Allo stesso tempo, è necessario riflettere sullo stato e le prospettive della distribuzione commerciale. Il tasso di concorrenza tra i diversi canali distributivi è costantemente cresciuto negli ultimi venti anni, accelerando ulteriormente dalla pandemia ad oggi. Anche in questo caso, si osserva un forte condizionamento dall’esterno: il commercio, prima dominato dalle micro, piccole e medie imprese ‘del territorio’, ha vissuto una forte alterazione degli equilibri prima con l’arrivo delle grandi catene della GDO, e successivamente, con l’affermazione delle piattaforme internazionali di eCommerce, che hanno potuto godere di condizioni che garantiscono loro un vantaggio competitivo sugli altri canali, a partire dal fisco.

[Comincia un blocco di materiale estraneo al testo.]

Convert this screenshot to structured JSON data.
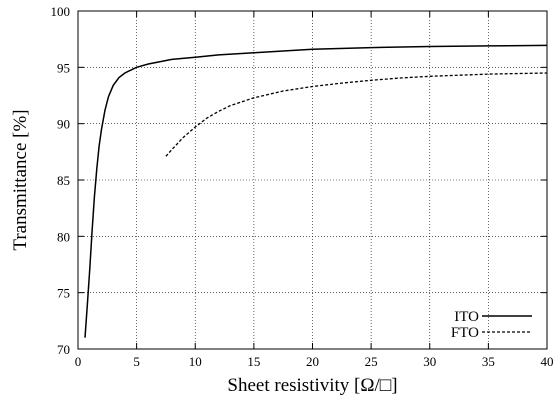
{
  "chart_data": {
    "type": "line",
    "title": "",
    "xlabel": "Sheet resistivity [Ω/□]",
    "ylabel": "Transmittance [%]",
    "xlim": [
      0,
      40
    ],
    "ylim": [
      70,
      100
    ],
    "xticks": [
      0,
      5,
      10,
      15,
      20,
      25,
      30,
      35,
      40
    ],
    "yticks": [
      70,
      75,
      80,
      85,
      90,
      95,
      100
    ],
    "grid": true,
    "legend_position": "bottom-right",
    "series": [
      {
        "name": "ITO",
        "line_style": "solid",
        "color": "#000000",
        "x": [
          0.6,
          0.8,
          1.0,
          1.2,
          1.4,
          1.6,
          1.8,
          2.0,
          2.3,
          2.6,
          3.0,
          3.5,
          4.0,
          5.0,
          6.0,
          8.0,
          10.0,
          12.0,
          15.0,
          20.0,
          25.0,
          30.0,
          35.0,
          40.0
        ],
        "y": [
          71.0,
          74.0,
          77.0,
          80.5,
          83.5,
          86.0,
          88.0,
          89.5,
          91.2,
          92.4,
          93.4,
          94.1,
          94.5,
          95.0,
          95.3,
          95.7,
          95.9,
          96.1,
          96.3,
          96.6,
          96.75,
          96.85,
          96.9,
          96.95
        ]
      },
      {
        "name": "FTO",
        "line_style": "dashed",
        "color": "#000000",
        "x": [
          7.5,
          8.0,
          9.0,
          10.0,
          11.0,
          12.0,
          13.0,
          15.0,
          17.5,
          20.0,
          22.5,
          25.0,
          27.5,
          30.0,
          35.0,
          40.0
        ],
        "y": [
          87.1,
          87.7,
          88.8,
          89.7,
          90.5,
          91.1,
          91.6,
          92.3,
          92.9,
          93.3,
          93.6,
          93.85,
          94.05,
          94.2,
          94.4,
          94.5
        ]
      }
    ]
  }
}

Evitare la desertificazione delle attività commerciali è interesse di tutti. Per raggiungere questo obiettivo, a nostro avviso, è necessario riequilibrare le sperequazioni concorrenziali – soprattutto sul lato fiscale – che esistono tra i diversi canali. La web tax – un provvedimento appena partito, di cui monitoreremo l’efficacia – va in questa direzione.
Occorre, però, anche alleggerire il peso che il fisco ha attualmente sulle piccole attività. La nostra proposta è istituire una fiscalità di vantaggio per i negozi di vicinato con un fatturato inferiore ai 400mila euro l’anno, un provvedimento che l’associazione ritiene essenziale per contrastare il fenomeno della desertificazione commerciale che sta interessando sempre più grandi e piccoli centri urbani italiani, con un grave impatto non solo sul settore ma anche sull’accessibilità sul territorio dei servizi per i cittadini.
Per guidare davvero il cambiamento, però, dobbiamo rivedere anche l’approccio della politica economica alla distribuzione commerciale. Un comparto che, negli ultimi anni, è stato solo e costantemente deregolamentato.
Un eccesso che ha accelerato la crisi della rete degli esercizi di vicinato che, forse, erano troppi quando sono stati approvati i diversi provvedimenti di liberalizzazione; ma che ora rischiano di essere davvero troppo pochi: un serio pericolo per la tenuta socioeconomica delle nostre città. Dobbiamo cambiare passo: il comparto non può rimanere, di fatto, senza governo. Servono regole – nuove, al passo con i tempi – per tutelare il pluralismo della distribuzione e la libertà di fare impresa”.